Apparently this was sparked by a court decision that ruled it was OK for public universities to deny recognition to student groups that exclude gays—including Christian groups. I'm fine with that. But requiring Christian groups to allow non-believers to lead Bible studies and prayer services and so forth? That seems pretty extreme. I have to admit that if I were a member of a campus Christian group, I'd have a hard time believing there were no ulterior motives at work here….

I can easily imagine a bunch of campus halfwits who think it would be the funniest joke in the world to join a religious group en masse and then elect an atheist president.

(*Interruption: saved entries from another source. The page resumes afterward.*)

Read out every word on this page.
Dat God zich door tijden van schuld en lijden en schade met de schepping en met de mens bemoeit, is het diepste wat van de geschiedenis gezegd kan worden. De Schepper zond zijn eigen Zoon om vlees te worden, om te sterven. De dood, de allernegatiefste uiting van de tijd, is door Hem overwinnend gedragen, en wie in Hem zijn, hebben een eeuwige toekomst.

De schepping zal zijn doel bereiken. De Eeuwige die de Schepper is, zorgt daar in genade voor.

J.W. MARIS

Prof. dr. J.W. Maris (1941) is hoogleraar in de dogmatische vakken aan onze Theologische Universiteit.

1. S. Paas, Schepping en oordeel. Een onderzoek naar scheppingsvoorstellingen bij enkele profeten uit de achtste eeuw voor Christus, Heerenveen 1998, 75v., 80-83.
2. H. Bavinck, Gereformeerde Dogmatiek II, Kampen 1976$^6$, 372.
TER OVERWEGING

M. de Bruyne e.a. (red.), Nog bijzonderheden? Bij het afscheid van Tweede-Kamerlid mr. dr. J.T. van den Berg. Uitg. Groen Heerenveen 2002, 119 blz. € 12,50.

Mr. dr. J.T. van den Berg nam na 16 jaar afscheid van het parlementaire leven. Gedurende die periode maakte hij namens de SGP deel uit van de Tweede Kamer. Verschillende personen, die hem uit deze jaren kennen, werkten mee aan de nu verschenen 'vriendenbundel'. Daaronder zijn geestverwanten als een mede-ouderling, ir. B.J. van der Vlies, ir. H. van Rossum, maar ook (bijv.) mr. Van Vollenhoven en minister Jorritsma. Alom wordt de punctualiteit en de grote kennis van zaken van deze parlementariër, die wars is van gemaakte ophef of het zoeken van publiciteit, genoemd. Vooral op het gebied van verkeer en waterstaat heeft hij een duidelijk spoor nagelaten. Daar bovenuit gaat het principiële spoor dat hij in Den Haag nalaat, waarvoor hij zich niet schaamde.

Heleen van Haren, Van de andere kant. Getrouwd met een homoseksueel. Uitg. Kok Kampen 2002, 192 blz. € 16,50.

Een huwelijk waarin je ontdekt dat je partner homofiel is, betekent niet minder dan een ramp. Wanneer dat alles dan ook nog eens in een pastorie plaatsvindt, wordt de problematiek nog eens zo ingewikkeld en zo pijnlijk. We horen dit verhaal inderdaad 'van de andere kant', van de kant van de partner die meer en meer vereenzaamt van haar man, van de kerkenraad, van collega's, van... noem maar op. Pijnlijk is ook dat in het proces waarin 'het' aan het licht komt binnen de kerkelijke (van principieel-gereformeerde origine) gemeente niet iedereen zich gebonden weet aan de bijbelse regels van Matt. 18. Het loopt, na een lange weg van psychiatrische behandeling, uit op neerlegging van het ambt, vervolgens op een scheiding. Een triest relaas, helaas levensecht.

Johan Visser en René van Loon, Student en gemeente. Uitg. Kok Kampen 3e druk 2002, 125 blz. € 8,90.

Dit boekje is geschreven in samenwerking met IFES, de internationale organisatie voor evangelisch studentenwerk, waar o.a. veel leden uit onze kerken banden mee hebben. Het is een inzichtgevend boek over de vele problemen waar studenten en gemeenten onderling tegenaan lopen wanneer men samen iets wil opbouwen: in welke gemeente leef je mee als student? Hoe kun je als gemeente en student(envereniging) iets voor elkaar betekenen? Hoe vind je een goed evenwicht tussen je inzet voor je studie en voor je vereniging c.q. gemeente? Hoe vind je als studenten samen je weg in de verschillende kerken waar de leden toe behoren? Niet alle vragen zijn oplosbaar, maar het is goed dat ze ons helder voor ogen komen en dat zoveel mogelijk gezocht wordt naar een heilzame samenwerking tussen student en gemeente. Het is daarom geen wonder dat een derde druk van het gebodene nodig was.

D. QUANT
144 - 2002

These are 19-year-olds we're dealing with, after all.

Defenders of forced inclusion say that the university can't provide official recognition—and the perks that come with it—to any group that practices any form of discrimination, even practical discrimination against members who don't share the group's interests or beliefs.

While students can still form unofficial groups, doing so cuts them off from facilities, funding (most universities require students to pay activities fees and then distribute the money among official groups), table space at recruitment events, and the right to use the university's name in promotional materials.

The policy might seem like a violation of at least the spirit of the U.S. Bill of Rights, which guarantees freedom of assembly, though a sharply divided Supreme Court has held that universities may impose such requirements on officially recognized groups. 

Unfortunately, tolerance at the modern American university is not about allowing people to disagree: It is about prohibiting them from doing anything deemed uncivil by the ones in charge.